2 in 5 university students attend cram schoolsKorea is famous for its elaborate cram school industry, with hundreds of thousands of students heading to school after they finish school every day in a bid to get into a prestigious university.
The cram school market now extends to job seekers - two in every five university seniors are now enrolled in cram schools, spending 2 million won ($1,670) per year to receive help in applying for jobs, according to a local survey.
Job search website Job Korea and Albamon, its subsidiary website for part-time jobs, conducted a survey on 1,080 junior and senior university students this month. Among them, 38.2 percent, or 413 people, replied they have experience enrolling in cram schools related to job seeking or applications in the past year.
When the company ran the same survey three years ago, the ratio of positive replies was smaller, at 18.2 percent. But for those who received paid assistance, the average spending slightly fell from 2.23 million won in 2016 to 2.05 million won a year.
On what kind of services they received, half of the 413 respondents said they enrolled in lectures to study for licenses or certificate tests related to their major. Thirty percent had received professional consulting services such as editing motivation letters while 25 percent took classes to receive better grades in English assessment tests like the Test of English for International Communication (Toeic). Multiple answers were allowed.
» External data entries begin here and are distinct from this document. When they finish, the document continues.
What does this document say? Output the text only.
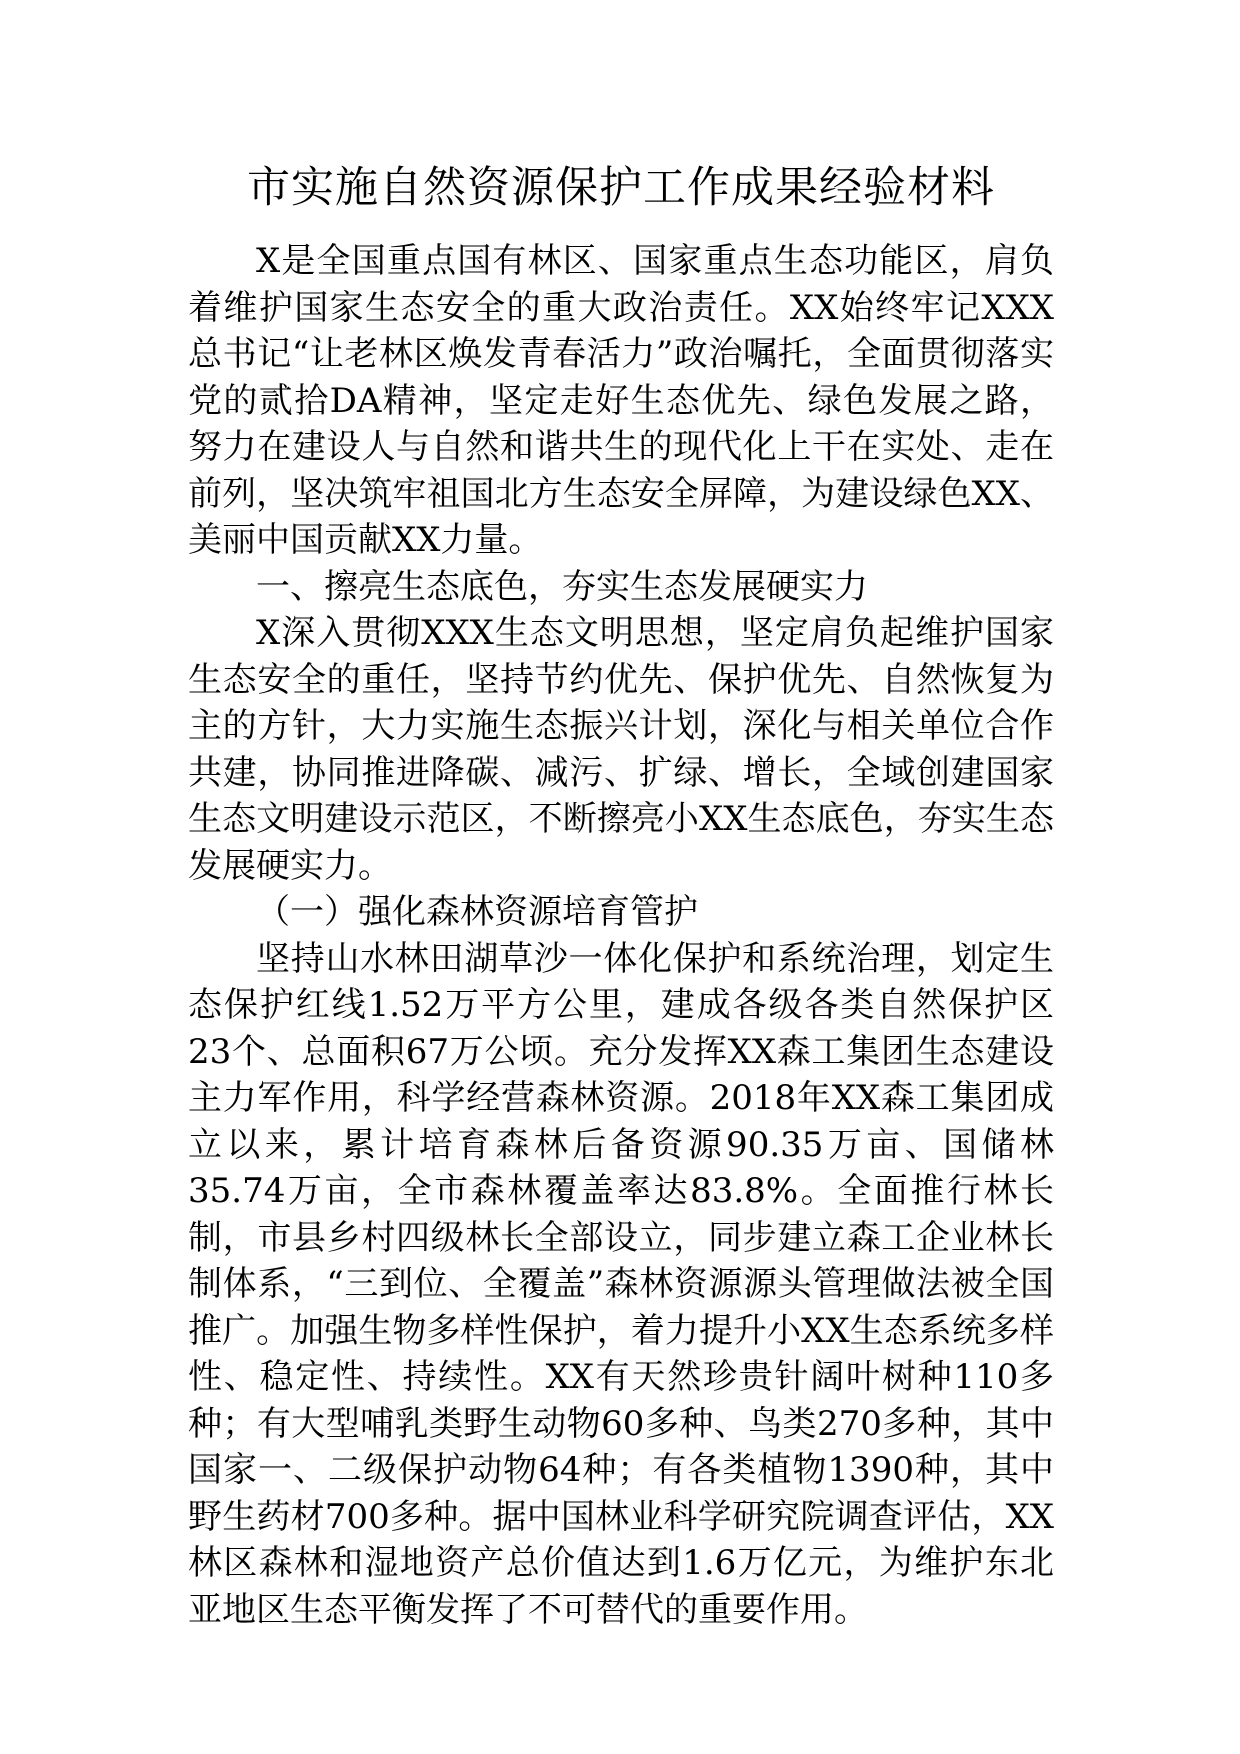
市实施自然资源保护工作成果经验材料

X是全国重点国有林区、国家重点生态功能区，肩负着维护国家生态安全的重大政治责任。XX始终牢记XXX总书记“让老林区焕发青春活力”政治嘱托，全面贯彻落实党的贰拾DA精神，坚定走好生态优先、绿色发展之路，努力在建设人与自然和谐共生的现代化上干在实处、走在前列，坚决筑牢祖国北方生态安全屏障，为建设绿色XX、美丽中国贡献XX力量。

一、擦亮生态底色，夯实生态发展硬实力

X深入贯彻XXX生态文明思想，坚定肩负起维护国家生态安全的重任，坚持节约优先、保护优先、自然恢复为主的方针，大力实施生态振兴计划，深化与相关单位合作共建，协同推进降碳、减污、扩绿、增长，全域创建国家生态文明建设示范区，不断擦亮小XX生态底色，夯实生态发展硬实力。

（一）强化森林资源培育管护

坚持山水林田湖草沙一体化保护和系统治理，划定生态保护红线1.52万平方公里，建成各级各类自然保护区23个、总面积67万公顷。充分发挥XX森工集团生态建设主力军作用，科学经营森林资源。2018年XX森工集团成立以来，累计培育森林后备资源90.35万亩、国储林35.74万亩，全市森林覆盖率达83.8%。全面推行林长制，市县乡村四级林长全部设立，同步建立森工企业林长制体系，“三到位、全覆盖”森林资源源头管理做法被全国推广。加强生物多样性保护，着力提升小XX生态系统多样性、稳定性、持续性。XX有天然珍贵针阔叶树种110多种；有大型哺乳类野生动物60多种、鸟类270多种，其中国家一、二级保护动物64种；有各类植物1390种，其中野生药材700多种。据中国林业科学研究院调查评估，XX林区森林和湿地资产总价值达到1.6万亿元，为维护东北亚地区生态平衡发挥了不可替代的重要作用。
The results were slightly different from three years ago, when English classes proved to be the most popular with one-third of the votes. Job Korea explained that behind this change was a shift in hiring trends to give more points to applicants that had more knowledge or experience in the specific job sector they applied for, rather than “jack-of-all-trade” candidates with many different skill sets like high English test scores or perfect grades.
Among the 61.8 percent of respondents, or 667 people, who said they visited cram schools in the past year, 64.5 percent said it was because they weren’t financially stable enough to do so. Thirty-three percent said they weren’t convinced the courses would help. Multiple answers were allowed.